A client calling a service that uses a SQL database. That’s your starting point. From there, you add infrastructure as the change cases demand it. An API gateway when you have multiple services. A cache when the read path becomes the bottleneck. A queue when you need to offload slow work.

This is the progressive architecture approach taught in hands-on system design: start with the most fundamental components and compose them into scalable architectures only when the need is proven.

The Vibe Coding Trap

Since the original Reddit post was about an AI-powered healthcare product, let’s address the elephant in the room: AI code generation.

The temptation is to use an AI coding agent to generate the MVP rapidly. The risk is that you lose control of the architectural decisions because they get embedded in generated code that nobody fully understands.

The architectural change cases framework identifies specific risks for AI-generated code: the AI company goes out of business, the model changes significantly, the generated code is unrepeatable.

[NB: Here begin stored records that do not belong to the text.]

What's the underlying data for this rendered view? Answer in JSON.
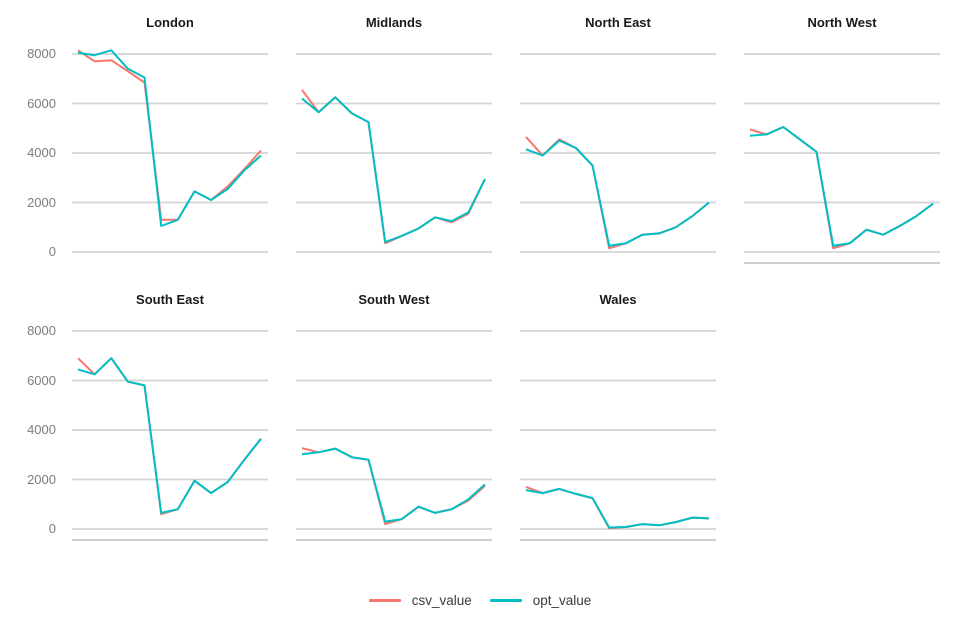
{
  "chart_data": {
    "type": "line",
    "title": "",
    "xlabel": "",
    "ylabel": "",
    "ylim": [
      0,
      8000
    ],
    "yticks": [
      0,
      2000,
      4000,
      6000,
      8000
    ],
    "ytick_labels": [
      "0",
      "2000",
      "4000",
      "6000",
      "8000"
    ],
    "x_tick_labels_visible": false,
    "n_points_per_series": 12,
    "grid": "horizontal-major-only",
    "legend_position": "bottom-center",
    "layout": "facet-wrap 2 rows x 4 cols, last slot empty",
    "colors": {
      "csv_value": "#F8766D",
      "opt_value": "#00BFC4",
      "gridline": "#d4d4d4",
      "axis_line": "#cfcfcf",
      "facet_title_text": "#1a1a1a",
      "axis_tick_text": "#7d7d7d",
      "legend_text": "#3c3c3c",
      "background": "#ffffff"
    },
    "legend": [
      {
        "label": "csv_value",
        "color": "#F8766D"
      },
      {
        "label": "opt_value",
        "color": "#00BFC4"
      }
    ],
    "facets": [
      {
        "title": "London",
        "csv_value": [
          8150,
          7700,
          7750,
          7300,
          6850,
          1300,
          1300,
          2450,
          2100,
          2650,
          3350,
          4100
        ],
        "opt_value": [
          8050,
          7950,
          8150,
          7400,
          7050,
          1050,
          1300,
          2450,
          2100,
          2550,
          3300,
          3900
        ]
      },
      {
        "title": "Midlands",
        "csv_value": [
          6550,
          5650,
          6250,
          5600,
          5250,
          350,
          650,
          950,
          1400,
          1200,
          1550,
          2950
        ],
        "opt_value": [
          6200,
          5650,
          6250,
          5600,
          5250,
          400,
          650,
          950,
          1400,
          1250,
          1600,
          2950
        ]
      },
      {
        "title": "North East",
        "csv_value": [
          4650,
          3900,
          4550,
          4200,
          3500,
          150,
          350,
          700,
          750,
          1000,
          1450,
          2000
        ],
        "opt_value": [
          4150,
          3900,
          4500,
          4200,
          3500,
          250,
          350,
          700,
          750,
          1000,
          1450,
          2000
        ]
      },
      {
        "title": "North West",
        "csv_value": [
          4950,
          4750,
          5050,
          4550,
          4050,
          150,
          350,
          900,
          700,
          1050,
          1450,
          1950
        ],
        "opt_value": [
          4700,
          4750,
          5050,
          4550,
          4050,
          250,
          350,
          900,
          700,
          1050,
          1450,
          1950
        ]
      },
      {
        "title": "South East",
        "csv_value": [
          6900,
          6250,
          6900,
          5950,
          5800,
          600,
          800,
          1950,
          1450,
          1900,
          2800,
          3650
        ],
        "opt_value": [
          6450,
          6250,
          6900,
          5950,
          5800,
          650,
          800,
          1950,
          1450,
          1900,
          2800,
          3650
        ]
      },
      {
        "title": "South West",
        "csv_value": [
          3270,
          3100,
          3250,
          2900,
          2800,
          200,
          400,
          900,
          650,
          800,
          1150,
          1750
        ],
        "opt_value": [
          3020,
          3100,
          3250,
          2900,
          2800,
          300,
          400,
          900,
          650,
          800,
          1200,
          1800
        ]
      },
      {
        "title": "Wales",
        "csv_value": [
          1700,
          1450,
          1620,
          1420,
          1250,
          30,
          80,
          200,
          150,
          280,
          460,
          430
        ],
        "opt_value": [
          1570,
          1450,
          1620,
          1420,
          1250,
          60,
          80,
          200,
          150,
          280,
          460,
          430
        ]
      }
    ]
  }
}
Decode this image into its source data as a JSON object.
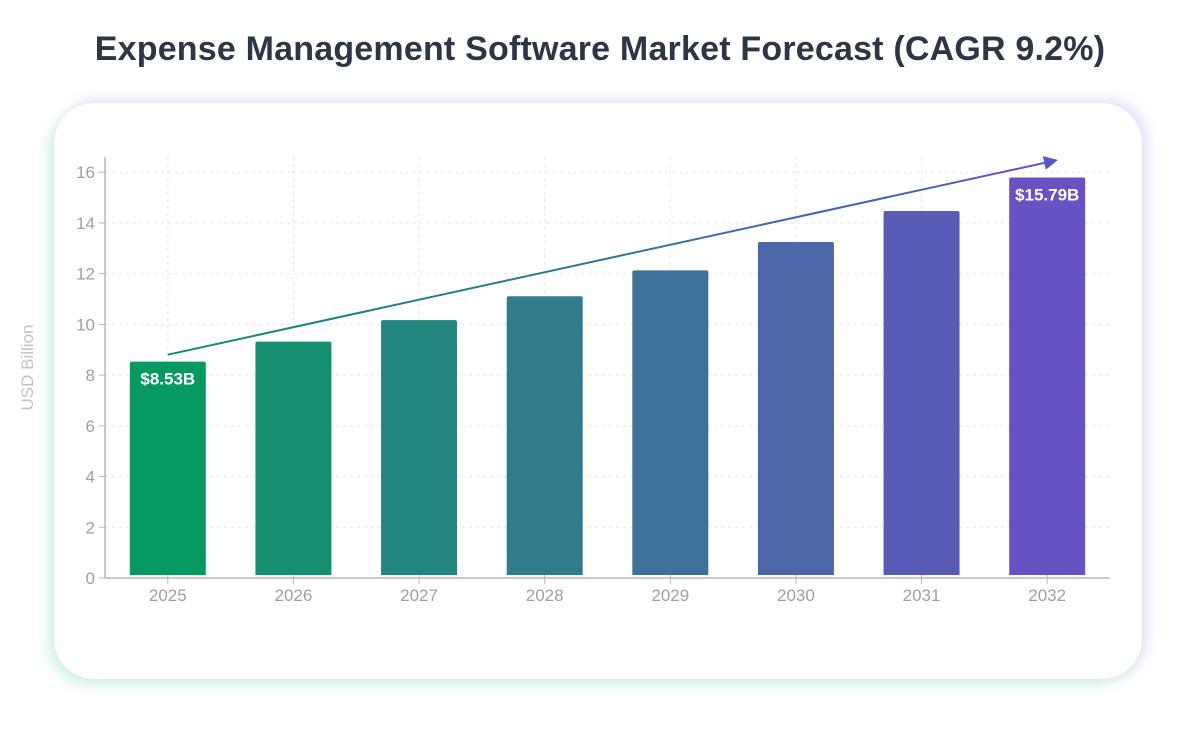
{
  "title": "Expense Management Software Market Forecast (CAGR 9.2%)",
  "chart_data": {
    "type": "bar",
    "title": "Expense Management Software Market Forecast (CAGR 9.2%)",
    "xlabel": "",
    "ylabel": "USD Billion",
    "ylim": [
      0,
      16.6
    ],
    "yticks": [
      0,
      2,
      4,
      6,
      8,
      10,
      12,
      14,
      16
    ],
    "grid": true,
    "categories": [
      "2025",
      "2026",
      "2027",
      "2028",
      "2029",
      "2030",
      "2031",
      "2032"
    ],
    "values": [
      8.53,
      9.32,
      10.17,
      11.11,
      12.13,
      13.25,
      14.47,
      15.79
    ],
    "data_labels": [
      {
        "index": 0,
        "text": "$8.53B"
      },
      {
        "index": 7,
        "text": "$15.79B"
      }
    ],
    "trend_arrow": true,
    "colors": {
      "start": "#069a62",
      "end": "#6752c4"
    }
  }
}
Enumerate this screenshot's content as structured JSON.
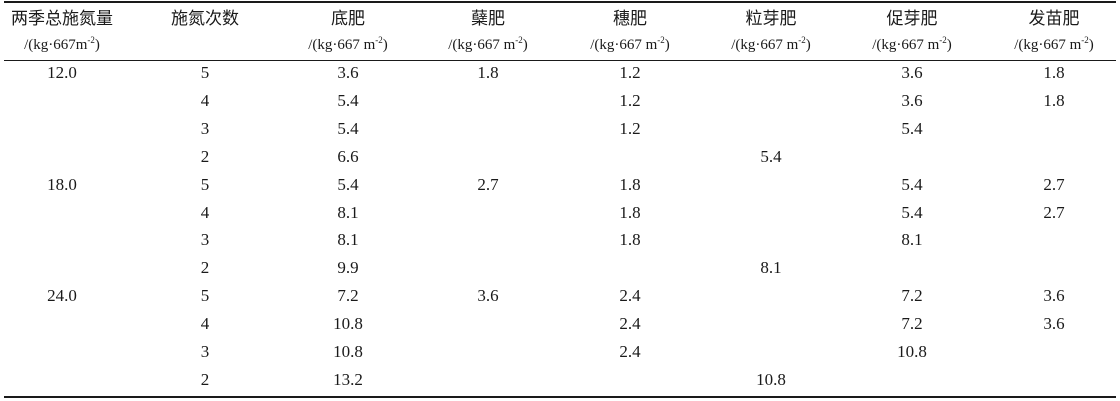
{
  "table": {
    "headers": [
      {
        "name": "两季总施氮量",
        "unit_pre": "/(kg·667m",
        "unit_sup": "-2",
        "unit_post": ")"
      },
      {
        "name": "施氮次数",
        "unit_pre": "",
        "unit_sup": "",
        "unit_post": ""
      },
      {
        "name": "底肥",
        "unit_pre": "/(kg·667 m",
        "unit_sup": "-2",
        "unit_post": ")"
      },
      {
        "name": "蘖肥",
        "unit_pre": "/(kg·667 m",
        "unit_sup": "-2",
        "unit_post": ")"
      },
      {
        "name": "穗肥",
        "unit_pre": "/(kg·667 m",
        "unit_sup": "-2",
        "unit_post": ")"
      },
      {
        "name": "粒芽肥",
        "unit_pre": "/(kg·667 m",
        "unit_sup": "-2",
        "unit_post": ")"
      },
      {
        "name": "促芽肥",
        "unit_pre": "/(kg·667 m",
        "unit_sup": "-2",
        "unit_post": ")"
      },
      {
        "name": "发苗肥",
        "unit_pre": "/(kg·667 m",
        "unit_sup": "-2",
        "unit_post": ")"
      }
    ],
    "rows": [
      [
        "12.0",
        "5",
        "3.6",
        "1.8",
        "1.2",
        "",
        "3.6",
        "1.8"
      ],
      [
        "",
        "4",
        "5.4",
        "",
        "1.2",
        "",
        "3.6",
        "1.8"
      ],
      [
        "",
        "3",
        "5.4",
        "",
        "1.2",
        "",
        "5.4",
        ""
      ],
      [
        "",
        "2",
        "6.6",
        "",
        "",
        "5.4",
        "",
        ""
      ],
      [
        "18.0",
        "5",
        "5.4",
        "2.7",
        "1.8",
        "",
        "5.4",
        "2.7"
      ],
      [
        "",
        "4",
        "8.1",
        "",
        "1.8",
        "",
        "5.4",
        "2.7"
      ],
      [
        "",
        "3",
        "8.1",
        "",
        "1.8",
        "",
        "8.1",
        ""
      ],
      [
        "",
        "2",
        "9.9",
        "",
        "",
        "8.1",
        "",
        ""
      ],
      [
        "24.0",
        "5",
        "7.2",
        "3.6",
        "2.4",
        "",
        "7.2",
        "3.6"
      ],
      [
        "",
        "4",
        "10.8",
        "",
        "2.4",
        "",
        "7.2",
        "3.6"
      ],
      [
        "",
        "3",
        "10.8",
        "",
        "2.4",
        "",
        "10.8",
        ""
      ],
      [
        "",
        "2",
        "13.2",
        "",
        "",
        "10.8",
        "",
        ""
      ]
    ]
  }
}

The solution isn’t to avoid AI tools. It’s to be explicit about the architectural decisions before you let the AI generate code. The team needs to spend time defining objectives, writing specifications, including code samples, and defining acceptance tests. These artifacts are more important than the AI-generated code itself.

This connects to the broader problem of how AI tools can skew architectural decisions and create hidden risks. The AI generates what you ask for, but it doesn’t know what you’re not asking about.

The Real Art Edge Case Handling

Most architecture tutorials focus on the happy path. The experienced architects focused on something else entirely.

hardik1399 outlined the data considerations that most people don’t spend enough time on: “How do you ensure ACID properties? What if there are multiple concurrent users and you run into a race condition? How do you ensure authentication and authorisation? Archival? Data retention? Data quality? Schema enforcement?”

And the final question: “What is the breaking point of each and every service and what are the edge cases?”

This is the actual skill of architecture. Not drawing boxes. Not knowing the latest framework. Understanding where your system will fail and designing for that failure.

What This Means for Your Next Project

If you’re building a new system from scratch, the experienced architect’s process looks like this:

  1. Start with the constraints, not the choices. Document what you can’t change before you think about what you can.
  2. Scale estimation is a first-stage activity, not a last-stage afterthought. It determines everything else.
  3. Build modular monoliths. Carve out services only when you have a concrete, proven need for independent deployment.
  4. Design agnostic vendor interfaces. Every vendor should be swappable, even if you never plan to swap them.
  5. Create architectural change cases before you commit to a stack. The cost of reversing decisions is the most important metric you never measure.
  6. Document decisions with context. The rationale behind a decision is more valuable than the decision itself.
  7. Start simple and add complexity only when change cases demand it. A SQL database and a single service can handle more than you think.

The difference between a junior architect and an experienced one isn’t knowledge of patterns. It’s knowing which patterns to apply based on the specific constraints of the system you’re building, and knowing that the constraints are more important than the patterns.

As one commenter noted, the communication challenge senior architects face isn’t explaining the architecture. It’s explaining why the architecture exists in the first place. The decisions are only half the battle. The rationale is where the real value lives.